On Thursday, Dr Lynham said a board of inquiry into the Grosvenor Mine tragedy was on the table, with the possibility of further strengthening already rigid safety laws in the resources sector.

Responding to Mr Last's criticism, he said his priority was "to get answers for our mine workers, for their families, their workmates and their communities - how did this happen, and how can it be prevented from happening again?"

"I am taking advice about establishing a board of inquiry, but in the interim the inspectors continue their independent investigation.

"The ongoing toll on our mine workers is totally unacceptable, and right now my energies are focused on mine workers, not politics.

"My thoughts are with their families, friends and workmates."

Mines Minister Anthony Lynham. Picture: Daryl Wright
Mines Minister Anthony Lynham. Picture: Daryl Wright

Mr Last said the investigation into this week's explosion should be given the "highest priority" and any changes which come from it should be rolled out as soon as possible.

"Eight deaths in 21 months clearly shows we have a significant problem with safety in mines," the Burdekin MP said.

"What (Dr Lynham) is doing is not meeting the ­expectations of these communities and the workers."

The Queensland Resources Council has thrown its support behind calls for the industry-wide investigation.
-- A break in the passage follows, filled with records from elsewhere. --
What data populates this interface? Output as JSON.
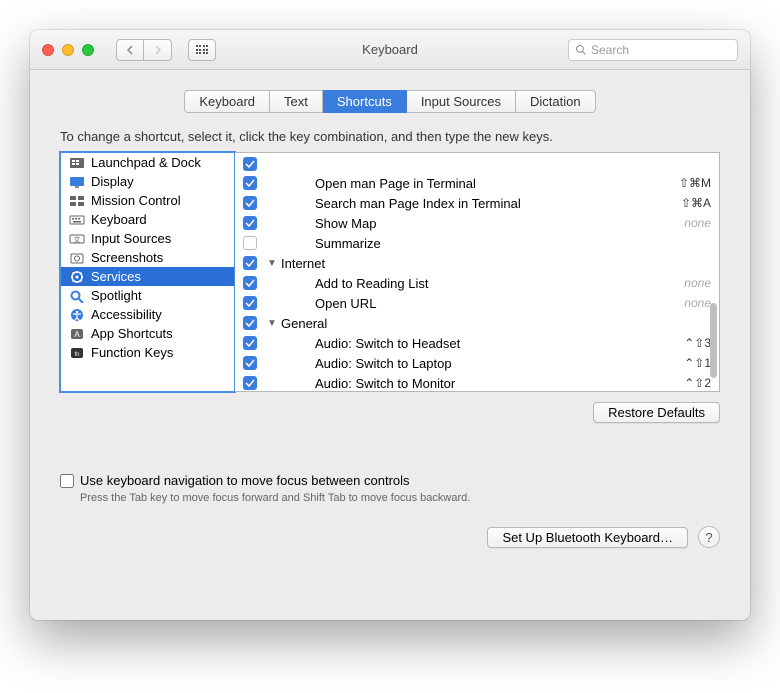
{
  "window": {
    "title": "Keyboard",
    "search_placeholder": "Search"
  },
  "tabs": [
    "Keyboard",
    "Text",
    "Shortcuts",
    "Input Sources",
    "Dictation"
  ],
  "active_tab": 2,
  "instruction": "To change a shortcut, select it, click the key combination, and then type the new keys.",
  "categories": [
    {
      "label": "Launchpad & Dock",
      "icon": "launchpad"
    },
    {
      "label": "Display",
      "icon": "display"
    },
    {
      "label": "Mission Control",
      "icon": "mission"
    },
    {
      "label": "Keyboard",
      "icon": "keyboard"
    },
    {
      "label": "Input Sources",
      "icon": "input"
    },
    {
      "label": "Screenshots",
      "icon": "screenshot"
    },
    {
      "label": "Services",
      "icon": "services",
      "selected": true
    },
    {
      "label": "Spotlight",
      "icon": "spotlight"
    },
    {
      "label": "Accessibility",
      "icon": "accessibility"
    },
    {
      "label": "App Shortcuts",
      "icon": "app"
    },
    {
      "label": "Function Keys",
      "icon": "fn"
    }
  ],
  "services": [
    {
      "checked": true,
      "label": "Open man Page in Terminal",
      "key": "⇧⌘M",
      "indent": 2
    },
    {
      "checked": true,
      "label": "Search man Page Index in Terminal",
      "key": "⇧⌘A",
      "indent": 2
    },
    {
      "checked": true,
      "label": "Show Map",
      "key": "none",
      "indent": 2
    },
    {
      "checked": false,
      "label": "Summarize",
      "key": "",
      "indent": 2
    },
    {
      "checked": true,
      "label": "Internet",
      "group": true,
      "indent": 0
    },
    {
      "checked": true,
      "label": "Add to Reading List",
      "key": "none",
      "indent": 2
    },
    {
      "checked": true,
      "label": "Open URL",
      "key": "none",
      "indent": 2
    },
    {
      "checked": true,
      "label": "General",
      "group": true,
      "indent": 0
    },
    {
      "checked": true,
      "label": "Audio: Switch to Headset",
      "key": "⌃⇧3",
      "indent": 2
    },
    {
      "checked": true,
      "label": "Audio: Switch to Laptop",
      "key": "⌃⇧1",
      "indent": 2
    },
    {
      "checked": true,
      "label": "Audio: Switch to Monitor",
      "key": "⌃⇧2",
      "indent": 2
    }
  ],
  "restore_label": "Restore Defaults",
  "kbnav_label": "Use keyboard navigation to move focus between controls",
  "kbnav_hint": "Press the Tab key to move focus forward and Shift Tab to move focus backward.",
  "bluetooth_label": "Set Up Bluetooth Keyboard…",
  "help_label": "?"
}
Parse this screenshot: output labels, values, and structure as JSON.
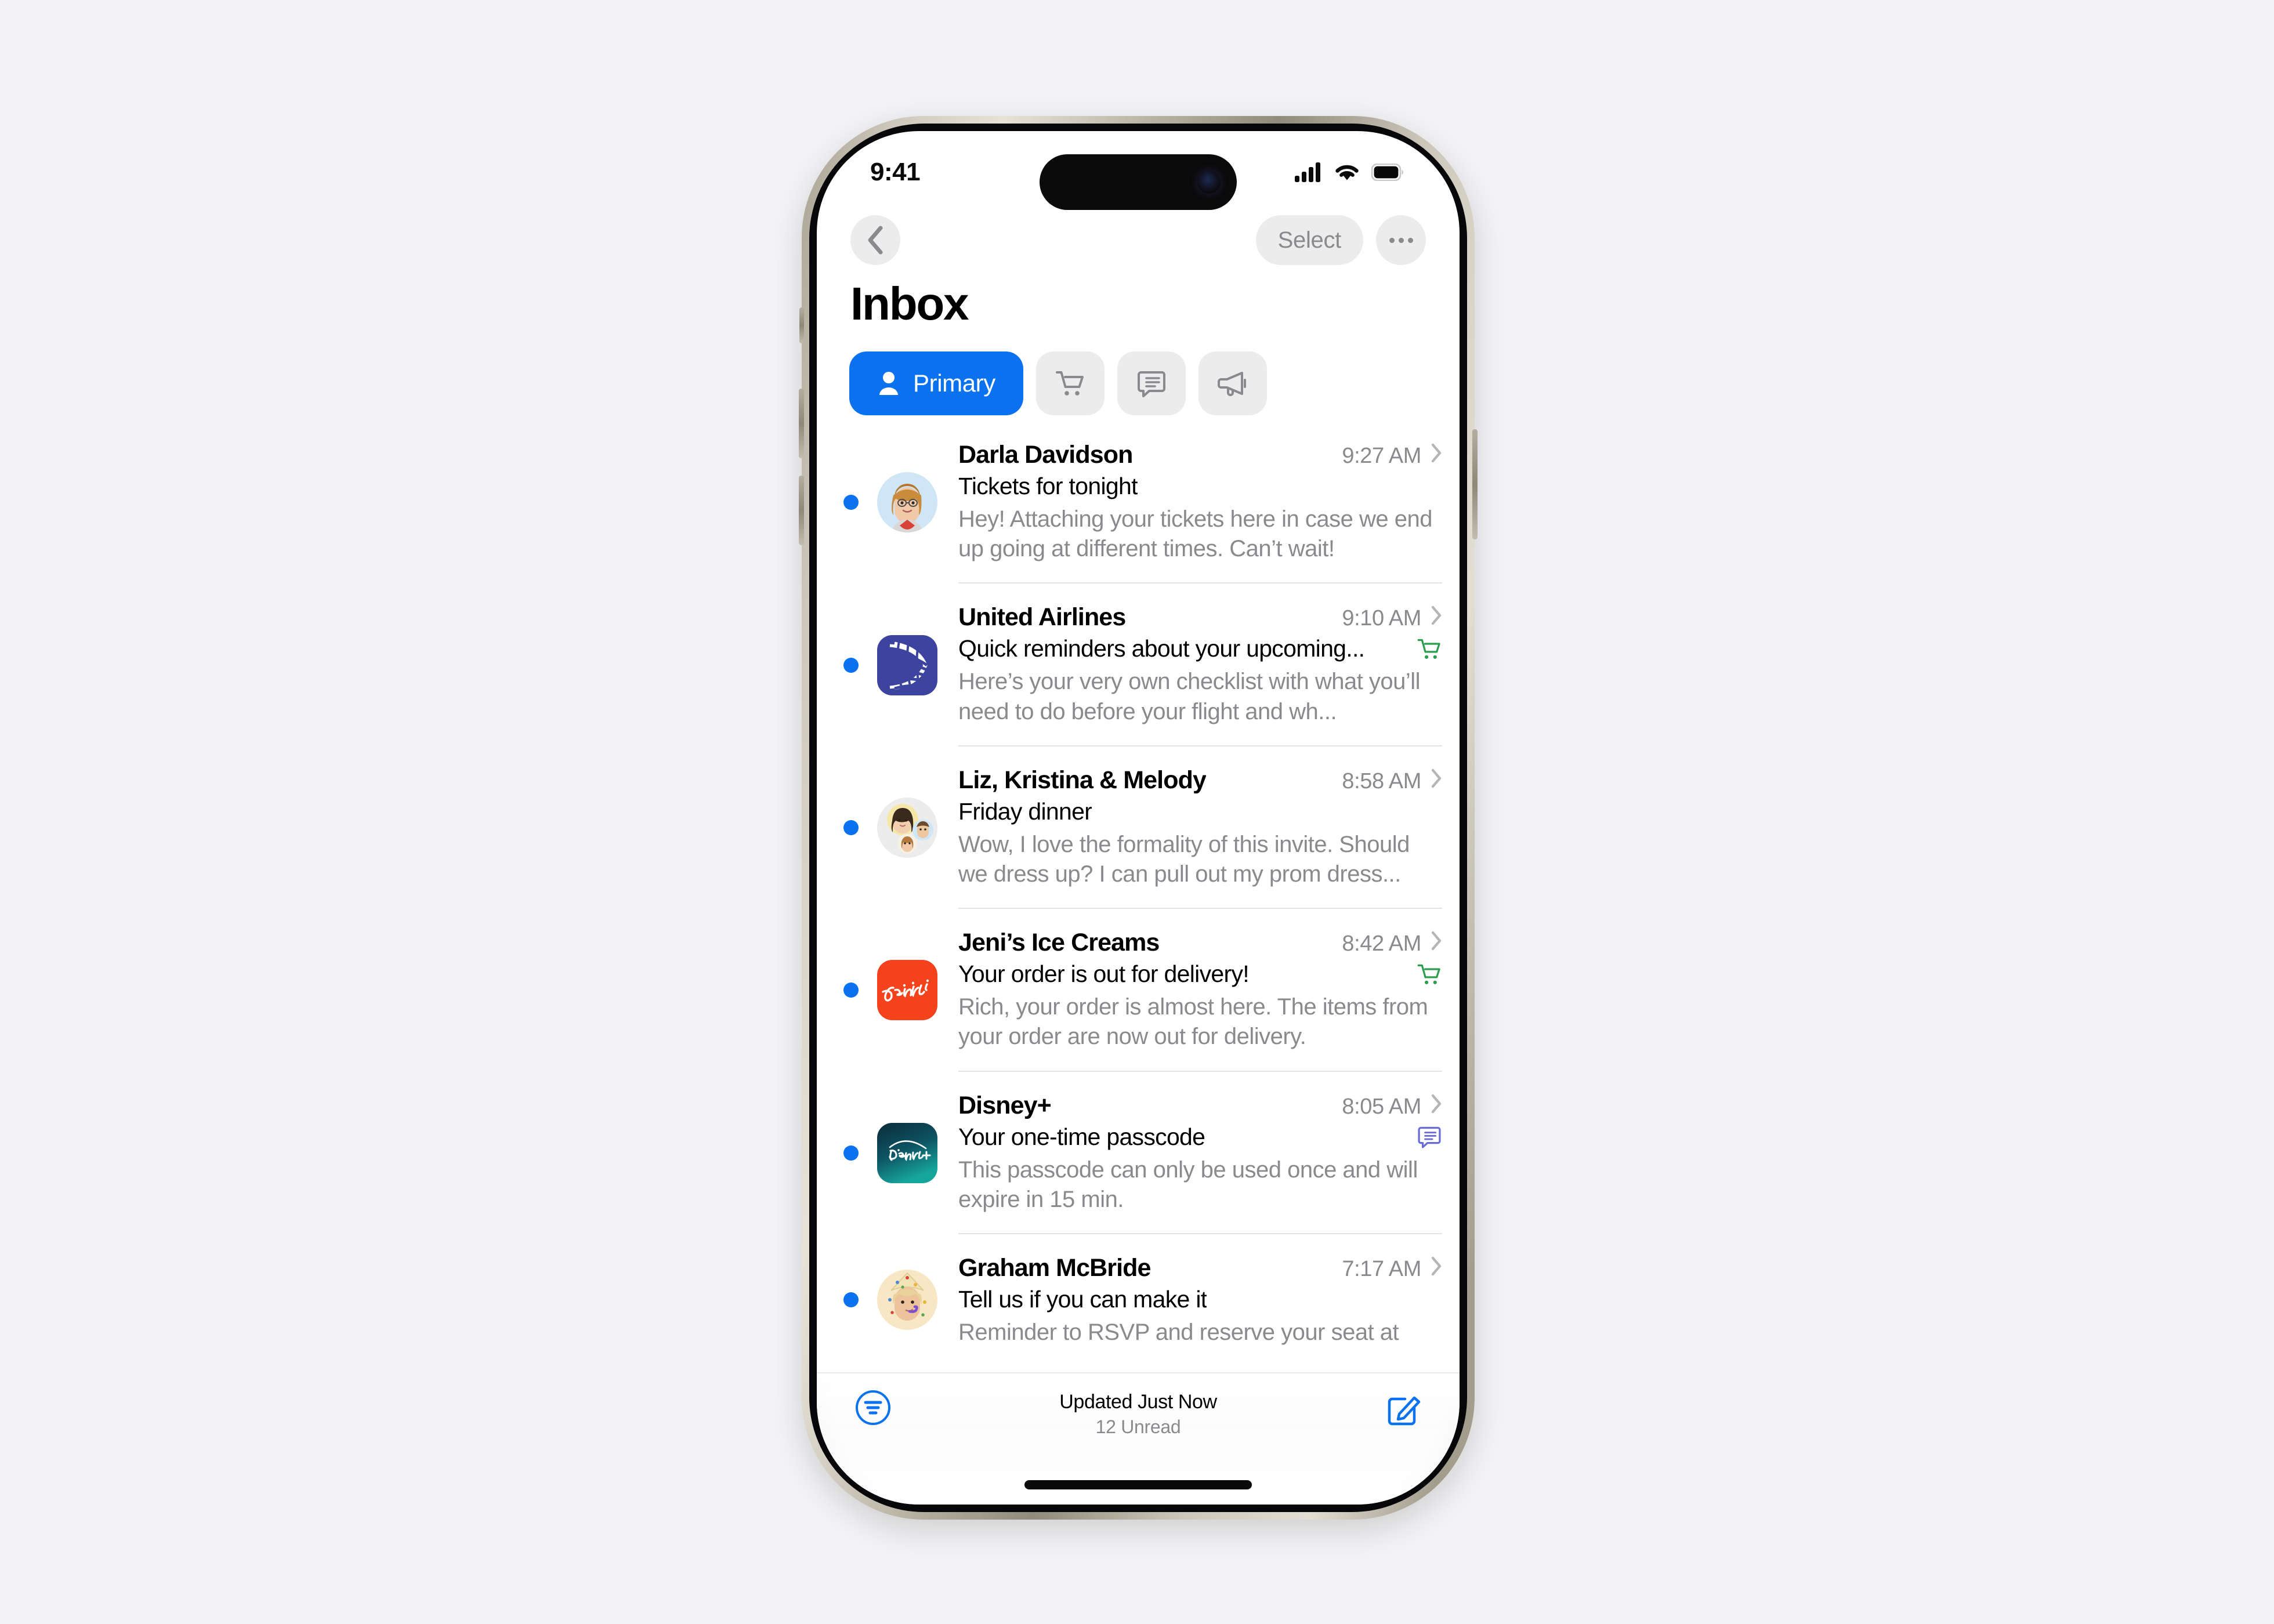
{
  "status_bar": {
    "time": "9:41",
    "icons": [
      "cellular-signal-icon",
      "wifi-icon",
      "battery-icon"
    ]
  },
  "nav": {
    "back_label": "back-chevron-icon",
    "select_label": "Select",
    "more_label": "more-options-icon"
  },
  "header": {
    "title": "Inbox"
  },
  "tabs": [
    {
      "id": "primary",
      "label": "Primary",
      "icon": "person-icon",
      "active": true
    },
    {
      "id": "transactions",
      "label": "Transactions",
      "icon": "cart-icon",
      "active": false
    },
    {
      "id": "updates",
      "label": "Updates",
      "icon": "chat-bubble-icon",
      "active": false
    },
    {
      "id": "promotions",
      "label": "Promotions",
      "icon": "megaphone-icon",
      "active": false
    }
  ],
  "emails": [
    {
      "sender": "Darla Davidson",
      "time": "9:27 AM",
      "subject": "Tickets for tonight",
      "preview": "Hey! Attaching your tickets here in case we end up going at different times. Can’t wait!",
      "unread": true,
      "avatar": "memoji-woman-glasses",
      "badge": null
    },
    {
      "sender": "United Airlines",
      "time": "9:10 AM",
      "subject": "Quick reminders about your upcoming...",
      "preview": "Here’s your very own checklist with what you’ll need to do before your flight and wh...",
      "unread": true,
      "avatar": "united-airlines-logo",
      "badge": "cart-icon"
    },
    {
      "sender": "Liz, Kristina & Melody",
      "time": "8:58 AM",
      "subject": "Friday dinner",
      "preview": "Wow, I love the formality of this invite. Should we dress up? I can pull out my prom dress...",
      "unread": true,
      "avatar": "memoji-group",
      "badge": null
    },
    {
      "sender": "Jeni’s Ice Creams",
      "time": "8:42 AM",
      "subject": "Your order is out for delivery!",
      "preview": "Rich, your order is almost here. The items from your order are now out for delivery.",
      "unread": true,
      "avatar": "jenis-ice-creams-logo",
      "badge": "cart-icon"
    },
    {
      "sender": "Disney+",
      "time": "8:05 AM",
      "subject": "Your one-time passcode",
      "preview": "This passcode can only be used once and will expire in 15 min.",
      "unread": true,
      "avatar": "disney-plus-logo",
      "badge": "chat-bubble-icon"
    },
    {
      "sender": "Graham McBride",
      "time": "7:17 AM",
      "subject": "Tell us if you can make it",
      "preview": "Reminder to RSVP and reserve your seat at",
      "unread": true,
      "avatar": "memoji-party-hat",
      "badge": null
    }
  ],
  "toolbar": {
    "filter_icon": "filter-icon",
    "updated_text": "Updated Just Now",
    "unread_text": "12 Unread",
    "compose_icon": "compose-icon"
  },
  "colors": {
    "accent_blue": "#0a72ef",
    "badge_green": "#2a9d4e",
    "badge_purple": "#6b6bd6",
    "secondary_text": "#8a8a8e",
    "chip_gray": "#ececed",
    "page_background": "#f4f4f6"
  }
}
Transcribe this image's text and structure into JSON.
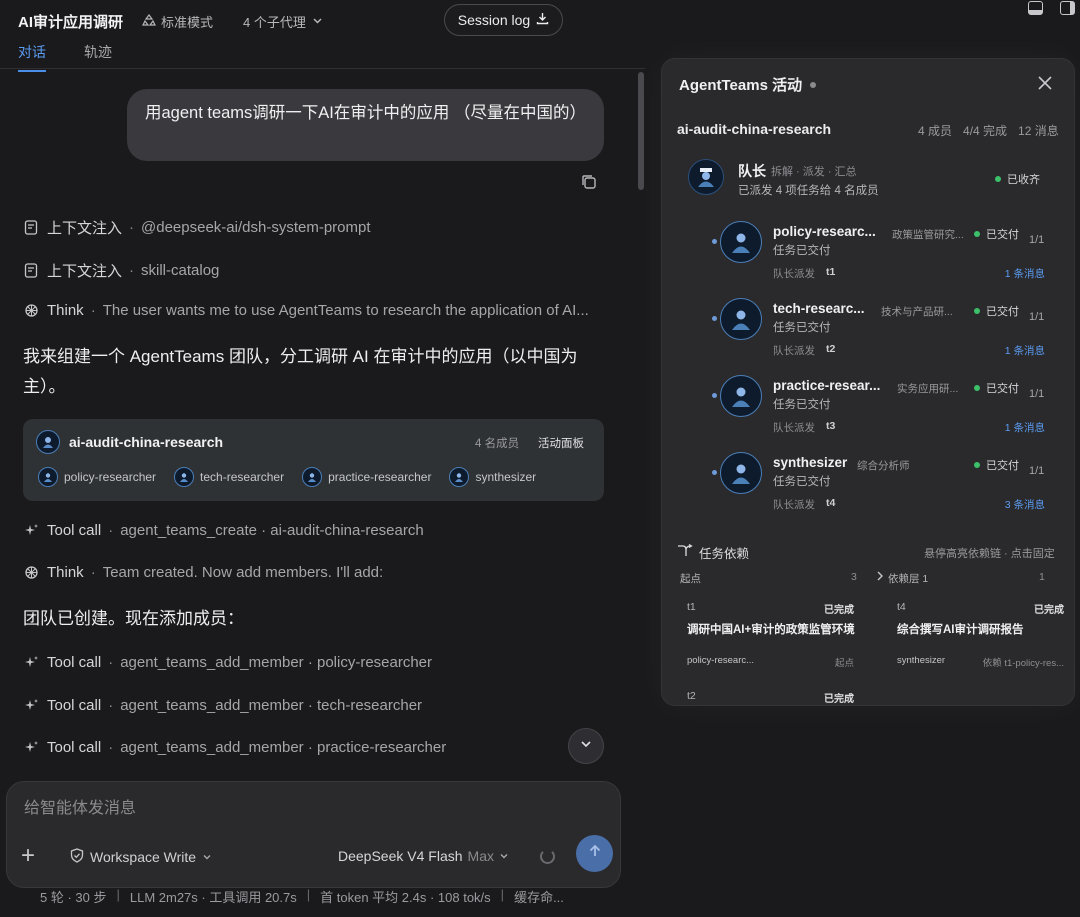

QRC chief executive Ian Macfarlane said any examination of the mine explosion would offer a clearer understanding of what happened and if any additional measures were needed in Queensland mines.

"The (Mines) minister has discussed the option of a board of inquiry with me. I understand this inquiry would be in addition to the mines inspectorate investigation already under way," Mr Macfarlane said. "QRC will co-operate fully with all and any inquiries.

"Our immediate thoughts are with the five mine workers, their families and workmates, and we send our thanks to first responders and health workers who have assisted those critically injured workers."